The colorful tempting food can actually change one’s mood. Many of them do not know that eating well can also help support your mental health. It is true, as there is a link between nutrition and mood. So, if you ever feel low or depressed uplift your mood with this amazing food listed below.
1. Whole Grains
Do you know according to Nutrition women require at least 25 grams of fiber whereas men require 38 grams on a daily bases? You should replace refined flour and sugar products with whole grains products from which your body will get a high amount of fiber. If you will not consume too many sweets and refined products it will help to keep your blood sugar level stable. Blood sugar-stabilizing foods can actually affect mood by helping to regulate brain neurotransmitter secretions. As whole grains are also good for the brain, and body health.
This is true, the more fruits you eat, you will feel less depressed. As there is a link between fruit consumption and depression. Fruits are known to boost higher levels of happiness and also they are good for the heart as well. Fruit is rich in minerals, vitamins, micronutrients, and antioxidants. When you crave to eat something sweet it is great to eat fruits.
3. Dark chocolate
Chocolate is known to be rich in many mood-boosting compounds. It is high in flavonoids which actually increase blood flow to your brain, boost brain health, and reduce inflammation indirectly all of this may support mood regulation. Chocolate contains a type of antioxidant called polyphenols, a high hedonic rating that means the taste, smell, and texture may boost mood. Do not eat milk chocolate as it contains fat and sugar. Opt for dark chocolate which is lower in added sugar and higher in flavonoids.
4. Fermented Foods
In the process of fermentation, healthy bacteria called probiotics are created. The live microorganisms help to support the growth of healthy bacteria in your gut which indirectly may increase serotonin levels. Do you know that serotonin is a neurotransmitter that affects many facets of human behavior? In research its been shown that lower rates of depression have a connection with healthy gut bacteria. And also not all fermented foods are significant sources of probiotics. Sauerkraut, kimchi, kombucha, yogurts, tempeh are probiotics.
5. Lentils and Beans
Lentils and Beans contain rich nutrients and are also good sources of vitamin B. It also has selenium, non-heme iron, magnesium, and zinc, which help to increase your spirits. Vitamin B improves mood by increasing levels of neurotransmitters such as dopamine, norepinephrine, gamma-aminobutyric acid, and serotonin all of which regulate mood. Vitamin B also has a key role in nerve signaling, which makes proper communication between cells and nerves. Vitamins like folate and B12 can also lead to depression.
Nuts and seeds are a large component of Mediterranean diets and MIND which supports a healthy brain. Nuts are high in healthy fats, fiber, and proteins. They also contain tryptophan which is an amino acid that helps for producing mood-boosting serotonin. Some nuts like Brazil nuts, pine nuts, and almonds are sources of selenium and zinc.

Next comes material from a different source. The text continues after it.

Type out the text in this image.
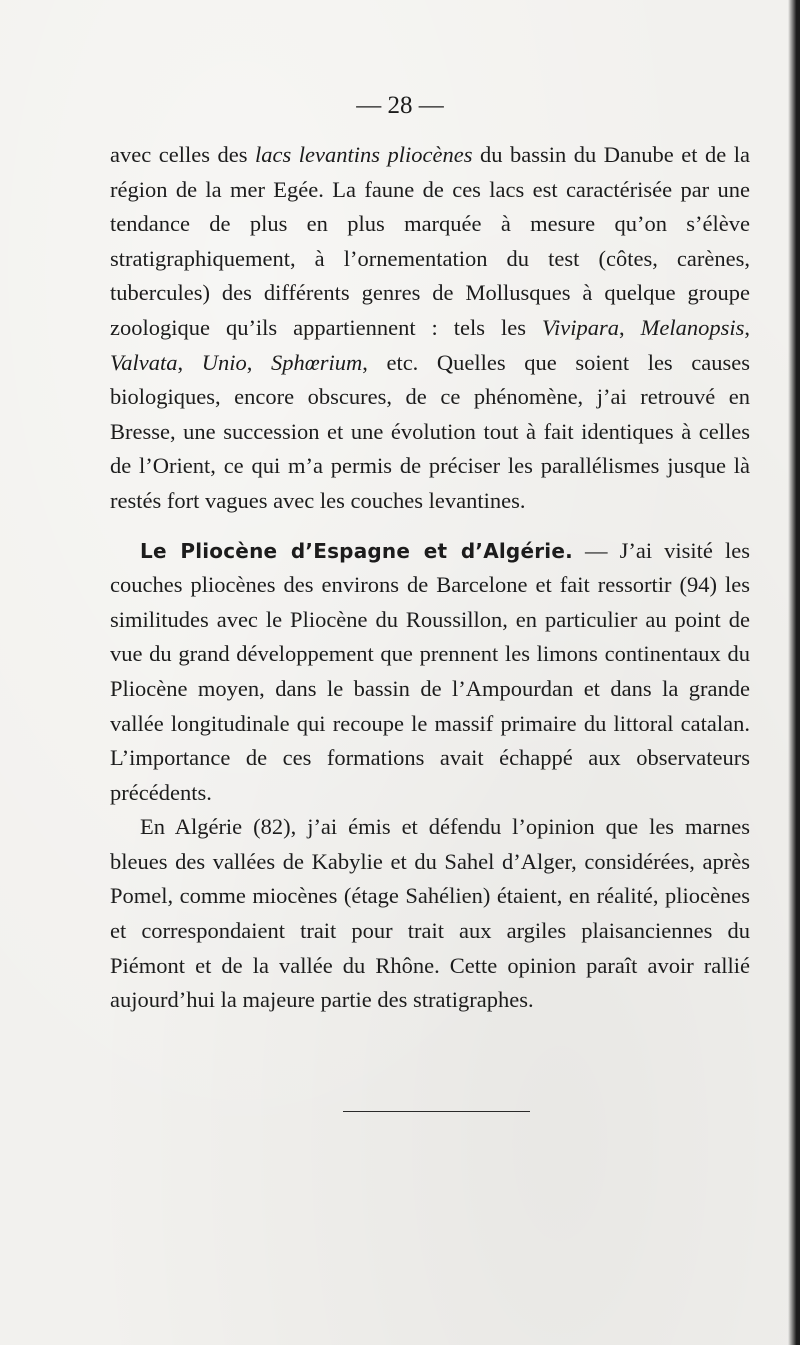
— 28 —

avec celles des lacs levantins pliocènes du bassin du Danube et de la région de la mer Egée. La faune de ces lacs est caractérisée par une tendance de plus en plus marquée à mesure qu’on s’élève stratigraphiquement, à l’ornementation du test (côtes, carènes, tubercules) des différents genres de Mollusques à quelque groupe zoologique qu’ils appartiennent : tels les Vivipara, Melanopsis, Valvata, Unio, Sphœrium, etc. Quelles que soient les causes biologiques, encore obscures, de ce phénomène, j’ai retrouvé en Bresse, une succession et une évolution tout à fait identiques à celles de l’Orient, ce qui m’a permis de préciser les parallélismes jusque là restés fort vagues avec les couches levantines.

Le Pliocène d’Espagne et d’Algérie. — J’ai visité les couches pliocènes des environs de Barcelone et fait ressortir (94) les similitudes avec le Pliocène du Roussillon, en particulier au point de vue du grand développement que prennent les limons continentaux du Pliocène moyen, dans le bassin de l’Ampourdan et dans la grande vallée longitudinale qui recoupe le massif primaire du littoral catalan. L’importance de ces formations avait échappé aux observateurs précédents.

En Algérie (82), j’ai émis et défendu l’opinion que les marnes bleues des vallées de Kabylie et du Sahel d’Alger, considérées, après Pomel, comme miocènes (étage Sahélien) étaient, en réalité, pliocènes et correspondaient trait pour trait aux argiles plaisanciennes du Piémont et de la vallée du Rhône. Cette opinion paraît avoir rallié aujourd’hui la majeure partie des stratigraphes.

Coffee contains caffeine that prevents a naturally occurring compound called adenosine from connecting to brain receptors which promotes tiredness and increases attention as well as alertness. It also increases norepinephrine and dopamine the mood-boosting neurotransmitter. A cup of caffeinated coffee could actually boost your mood.

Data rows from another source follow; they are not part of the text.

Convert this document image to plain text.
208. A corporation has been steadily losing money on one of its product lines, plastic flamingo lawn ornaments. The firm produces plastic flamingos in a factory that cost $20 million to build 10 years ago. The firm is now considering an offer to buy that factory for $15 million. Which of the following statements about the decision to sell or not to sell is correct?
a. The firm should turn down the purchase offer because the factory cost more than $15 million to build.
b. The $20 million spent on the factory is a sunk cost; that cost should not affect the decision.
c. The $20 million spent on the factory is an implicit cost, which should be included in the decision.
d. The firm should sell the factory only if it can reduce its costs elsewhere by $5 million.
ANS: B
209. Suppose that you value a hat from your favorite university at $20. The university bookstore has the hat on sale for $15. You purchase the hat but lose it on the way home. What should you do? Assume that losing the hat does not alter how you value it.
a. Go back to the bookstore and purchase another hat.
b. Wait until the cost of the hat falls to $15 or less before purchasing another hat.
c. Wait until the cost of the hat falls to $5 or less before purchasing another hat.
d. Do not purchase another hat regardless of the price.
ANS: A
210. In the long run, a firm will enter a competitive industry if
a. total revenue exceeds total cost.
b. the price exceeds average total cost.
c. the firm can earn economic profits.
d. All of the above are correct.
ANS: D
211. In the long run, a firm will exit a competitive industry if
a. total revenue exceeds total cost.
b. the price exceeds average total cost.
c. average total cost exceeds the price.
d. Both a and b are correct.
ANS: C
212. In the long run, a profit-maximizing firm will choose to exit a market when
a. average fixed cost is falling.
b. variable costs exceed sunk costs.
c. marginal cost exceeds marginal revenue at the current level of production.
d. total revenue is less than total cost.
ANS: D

Eat root and leafy vegetables which are high in vitamins, minerals, fiber, and nutrients. Vegetables are very important to keep the body mentally and physically healthy. You should consume 2 to 3 cups of vegetables on daily bases. It can actually give your body all the adequate requirements which are needed by the body. Vegetables may help protect you against depression and low mood.
If you are a Vegetarian, this post end here for you, below are non-vegetarian foods to Uplift Your Mood
Fish is rich in Omega-3 Fatty Acids, it is a group of fats that you must obtain through your diet because your body can not produce them on its own. Omega-3 helps the fluidity of your brain’s cell membrane and also plays role in cell signaling and brain development. Fish is a healthy food that can help fight depression.
10. Grass-Fed Beef
We can get a high amount of proteins from Grass-Fed Beef, which can be a mood-boosting diet and can manage the mood. Grass-fed beef usually contains mega-3 fatty acids, which help to overcome depression. It is a high source of many nutrients, and vitamins that help cells to fight damage as well as also keep you fit.